SCRs – the current position

  • The SCR is an electronic summary of key health information sent from the patient’s GP record.
  • As a minimum, each SCR contains details of a patient’s medication, allergies and adverse reactions.  Information is updated in real time.
  • Over 55million people in England have a SCR – more than 96% of the population.
  • It is straightforward to implement viewing of SCRs by approved staff and does not require any significant capital funding.
  • About 80,000 SCRs are being viewed each week by healthcare workers providing direct care to patients in urgent and emergency care settings – that’s over 4.3 million SCRs viewed per year.
  • Viewing patient information in SCRs can significantly improve safety, quality and efficiency of care.

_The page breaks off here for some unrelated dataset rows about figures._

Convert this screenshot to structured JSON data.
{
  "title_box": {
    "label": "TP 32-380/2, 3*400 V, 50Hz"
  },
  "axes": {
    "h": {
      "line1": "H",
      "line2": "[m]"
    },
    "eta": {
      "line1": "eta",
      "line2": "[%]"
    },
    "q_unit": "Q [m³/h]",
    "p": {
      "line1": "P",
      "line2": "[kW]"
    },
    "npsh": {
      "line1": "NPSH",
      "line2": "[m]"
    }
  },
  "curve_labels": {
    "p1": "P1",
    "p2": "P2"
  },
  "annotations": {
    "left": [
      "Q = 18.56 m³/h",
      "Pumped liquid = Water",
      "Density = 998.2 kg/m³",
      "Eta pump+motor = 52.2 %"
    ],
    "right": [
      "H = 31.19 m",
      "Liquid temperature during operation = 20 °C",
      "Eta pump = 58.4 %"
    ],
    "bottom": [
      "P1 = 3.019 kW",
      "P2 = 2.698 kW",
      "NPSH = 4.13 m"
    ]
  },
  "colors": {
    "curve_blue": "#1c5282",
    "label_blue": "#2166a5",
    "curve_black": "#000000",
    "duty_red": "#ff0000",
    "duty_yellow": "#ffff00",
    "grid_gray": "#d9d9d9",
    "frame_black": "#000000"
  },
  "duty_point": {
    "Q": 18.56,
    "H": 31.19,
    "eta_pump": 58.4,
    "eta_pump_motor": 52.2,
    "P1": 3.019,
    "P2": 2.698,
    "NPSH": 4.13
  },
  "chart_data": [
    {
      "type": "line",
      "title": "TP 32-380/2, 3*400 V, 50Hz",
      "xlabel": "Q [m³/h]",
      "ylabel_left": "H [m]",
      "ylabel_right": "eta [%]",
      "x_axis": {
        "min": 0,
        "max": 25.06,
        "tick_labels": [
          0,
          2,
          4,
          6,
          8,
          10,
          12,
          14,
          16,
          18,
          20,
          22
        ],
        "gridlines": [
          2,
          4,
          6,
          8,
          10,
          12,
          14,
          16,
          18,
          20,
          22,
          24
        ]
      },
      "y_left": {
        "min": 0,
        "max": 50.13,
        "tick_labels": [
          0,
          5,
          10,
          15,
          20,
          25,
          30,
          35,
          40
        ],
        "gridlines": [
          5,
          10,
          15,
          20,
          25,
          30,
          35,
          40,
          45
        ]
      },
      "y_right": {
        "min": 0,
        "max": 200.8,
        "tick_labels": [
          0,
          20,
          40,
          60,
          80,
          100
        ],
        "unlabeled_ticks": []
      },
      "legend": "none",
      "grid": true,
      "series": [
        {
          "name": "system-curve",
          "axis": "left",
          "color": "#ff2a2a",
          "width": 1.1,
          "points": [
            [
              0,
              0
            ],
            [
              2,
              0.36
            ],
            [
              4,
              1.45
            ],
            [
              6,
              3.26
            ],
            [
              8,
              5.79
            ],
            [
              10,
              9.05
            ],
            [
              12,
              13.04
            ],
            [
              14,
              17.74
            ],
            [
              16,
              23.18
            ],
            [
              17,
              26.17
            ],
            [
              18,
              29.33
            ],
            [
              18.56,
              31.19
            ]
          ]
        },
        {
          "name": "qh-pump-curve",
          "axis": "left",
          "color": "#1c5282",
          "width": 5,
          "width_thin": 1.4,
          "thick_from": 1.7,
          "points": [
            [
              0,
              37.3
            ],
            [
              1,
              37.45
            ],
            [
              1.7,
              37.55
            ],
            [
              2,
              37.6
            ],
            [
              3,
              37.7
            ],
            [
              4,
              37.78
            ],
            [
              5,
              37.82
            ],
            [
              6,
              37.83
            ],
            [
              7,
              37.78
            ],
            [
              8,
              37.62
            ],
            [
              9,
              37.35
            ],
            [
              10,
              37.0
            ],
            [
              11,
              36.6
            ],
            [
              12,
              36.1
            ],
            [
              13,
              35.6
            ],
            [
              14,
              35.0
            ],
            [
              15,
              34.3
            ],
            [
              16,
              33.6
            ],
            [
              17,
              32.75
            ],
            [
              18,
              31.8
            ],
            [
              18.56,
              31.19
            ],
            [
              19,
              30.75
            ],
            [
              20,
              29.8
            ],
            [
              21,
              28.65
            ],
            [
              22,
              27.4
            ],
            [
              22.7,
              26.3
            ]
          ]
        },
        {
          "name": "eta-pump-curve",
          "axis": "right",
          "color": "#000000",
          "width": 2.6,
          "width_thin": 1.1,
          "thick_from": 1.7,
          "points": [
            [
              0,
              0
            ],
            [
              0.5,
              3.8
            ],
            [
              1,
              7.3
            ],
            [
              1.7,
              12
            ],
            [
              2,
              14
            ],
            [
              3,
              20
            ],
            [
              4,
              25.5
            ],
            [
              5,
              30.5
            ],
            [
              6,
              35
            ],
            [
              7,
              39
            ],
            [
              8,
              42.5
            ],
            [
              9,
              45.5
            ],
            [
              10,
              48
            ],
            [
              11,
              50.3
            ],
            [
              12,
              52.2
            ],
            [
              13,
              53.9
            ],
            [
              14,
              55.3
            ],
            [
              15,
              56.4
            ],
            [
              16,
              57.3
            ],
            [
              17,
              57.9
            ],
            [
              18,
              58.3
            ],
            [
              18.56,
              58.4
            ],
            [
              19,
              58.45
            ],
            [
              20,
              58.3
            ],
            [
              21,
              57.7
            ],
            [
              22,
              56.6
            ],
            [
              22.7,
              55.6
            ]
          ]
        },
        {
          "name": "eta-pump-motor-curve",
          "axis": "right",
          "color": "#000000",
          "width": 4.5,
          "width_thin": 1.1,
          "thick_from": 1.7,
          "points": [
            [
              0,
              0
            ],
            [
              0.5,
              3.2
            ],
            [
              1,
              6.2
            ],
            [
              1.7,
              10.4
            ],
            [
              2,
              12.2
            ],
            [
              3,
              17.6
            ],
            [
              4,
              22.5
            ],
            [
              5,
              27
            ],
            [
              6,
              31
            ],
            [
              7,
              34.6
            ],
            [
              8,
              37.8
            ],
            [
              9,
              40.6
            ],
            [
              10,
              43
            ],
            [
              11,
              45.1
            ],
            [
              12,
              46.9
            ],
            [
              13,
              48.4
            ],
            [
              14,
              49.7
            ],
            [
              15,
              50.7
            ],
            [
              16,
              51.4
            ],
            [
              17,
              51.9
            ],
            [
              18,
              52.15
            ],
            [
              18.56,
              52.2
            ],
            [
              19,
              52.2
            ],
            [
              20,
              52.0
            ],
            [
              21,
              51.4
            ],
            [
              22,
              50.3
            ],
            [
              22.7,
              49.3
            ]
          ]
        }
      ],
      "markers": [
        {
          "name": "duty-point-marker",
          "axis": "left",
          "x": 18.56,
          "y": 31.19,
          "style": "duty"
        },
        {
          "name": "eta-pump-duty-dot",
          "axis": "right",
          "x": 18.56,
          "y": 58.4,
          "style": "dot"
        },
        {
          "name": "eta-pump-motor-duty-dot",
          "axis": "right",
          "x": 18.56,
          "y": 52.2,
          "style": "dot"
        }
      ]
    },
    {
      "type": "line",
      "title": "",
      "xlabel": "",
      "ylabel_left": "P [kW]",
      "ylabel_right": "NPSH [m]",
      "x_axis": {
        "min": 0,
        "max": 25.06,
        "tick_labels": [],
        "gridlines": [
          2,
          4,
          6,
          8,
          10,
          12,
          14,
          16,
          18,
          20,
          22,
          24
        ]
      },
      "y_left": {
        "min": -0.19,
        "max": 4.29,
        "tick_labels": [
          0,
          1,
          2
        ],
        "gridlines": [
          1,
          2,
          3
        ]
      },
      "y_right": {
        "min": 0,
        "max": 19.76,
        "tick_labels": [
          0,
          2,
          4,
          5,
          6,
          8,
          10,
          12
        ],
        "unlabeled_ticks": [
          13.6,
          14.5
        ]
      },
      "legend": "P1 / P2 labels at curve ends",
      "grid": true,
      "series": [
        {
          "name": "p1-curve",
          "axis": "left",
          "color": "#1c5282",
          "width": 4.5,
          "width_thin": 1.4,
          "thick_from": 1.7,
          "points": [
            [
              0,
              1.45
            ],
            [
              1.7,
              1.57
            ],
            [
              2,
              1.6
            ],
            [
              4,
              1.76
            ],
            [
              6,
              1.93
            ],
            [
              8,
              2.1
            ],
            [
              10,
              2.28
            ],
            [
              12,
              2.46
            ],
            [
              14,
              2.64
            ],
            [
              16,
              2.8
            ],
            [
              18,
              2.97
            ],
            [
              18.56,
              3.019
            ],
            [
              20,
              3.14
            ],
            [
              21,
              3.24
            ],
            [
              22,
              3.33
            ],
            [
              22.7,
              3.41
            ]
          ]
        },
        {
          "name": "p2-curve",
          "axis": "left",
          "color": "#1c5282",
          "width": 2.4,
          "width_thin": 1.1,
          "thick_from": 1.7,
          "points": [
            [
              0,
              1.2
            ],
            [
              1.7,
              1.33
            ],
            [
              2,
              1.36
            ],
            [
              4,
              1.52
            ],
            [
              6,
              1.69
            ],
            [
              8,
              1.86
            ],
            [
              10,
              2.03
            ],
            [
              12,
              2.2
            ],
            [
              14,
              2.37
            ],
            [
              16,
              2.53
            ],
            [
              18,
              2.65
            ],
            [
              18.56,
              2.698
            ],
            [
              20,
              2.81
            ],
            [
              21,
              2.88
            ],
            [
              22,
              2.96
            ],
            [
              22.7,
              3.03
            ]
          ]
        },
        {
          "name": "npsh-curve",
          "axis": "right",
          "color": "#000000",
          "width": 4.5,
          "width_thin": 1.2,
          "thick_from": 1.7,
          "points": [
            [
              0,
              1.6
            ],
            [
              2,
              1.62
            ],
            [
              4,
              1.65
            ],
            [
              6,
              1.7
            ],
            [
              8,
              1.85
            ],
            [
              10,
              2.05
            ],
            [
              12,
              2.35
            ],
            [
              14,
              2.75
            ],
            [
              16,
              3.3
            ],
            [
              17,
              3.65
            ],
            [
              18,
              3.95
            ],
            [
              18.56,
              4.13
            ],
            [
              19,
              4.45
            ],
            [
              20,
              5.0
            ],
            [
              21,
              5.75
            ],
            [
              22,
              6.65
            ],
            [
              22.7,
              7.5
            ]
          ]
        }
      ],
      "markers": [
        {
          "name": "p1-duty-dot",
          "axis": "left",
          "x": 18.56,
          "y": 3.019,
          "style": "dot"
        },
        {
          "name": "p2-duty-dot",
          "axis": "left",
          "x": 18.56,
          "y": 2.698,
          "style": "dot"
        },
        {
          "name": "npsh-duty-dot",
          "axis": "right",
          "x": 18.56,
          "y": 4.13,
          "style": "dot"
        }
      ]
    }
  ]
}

Viewing SCRs is becoming routine in many urgent and emergency health care settings and has been extended to elective and scheduled care settings. Their use in social care is being explored.

Recent developments mean it is now technically straightforward to enrich SCRs with additional information from the GP record.  This can include:

  • significant medical history
  • anticipatory care information (such as information about the management of long term conditions)
  • communication preferences
  • end of life care information
  • reason for medication
  • record of immunisations

NHS Digital explains how the SCR can be enriched and sets out considerations around capacity to consent and changes to consent status.

SCRs and personalised care and support planning

These developments in both the content and use of SCRs in England mean that essential care plan information can be viewed by authorised staff providing direct care to patients wherever in England they may present, any time of day or night.

In GP mythbuster 75 we discuss personalised care and support planning for people with long-term conditions and their carers. Health communities and multi-disciplinary teams implementing personalised care and support planning should consider SCRs in their planning. In addition, patients identified through case-finding and risk-stratification should routinely be asked by their GPs if they agree to the inclusion of additional information in their SCR.

When we inspect

We see evidence of use of SCRs as an indicator of a practice’s efforts to improve patient safety and quality of care. This relates to key line of enquiry E5: do staff have all the information they need to deliver effective care and treatment to people who use services?

The content of SCRs has developed in a way that enables better care across a range of settings. On our inspections we look for evidence that the content has been developed through the process of personalised care planning.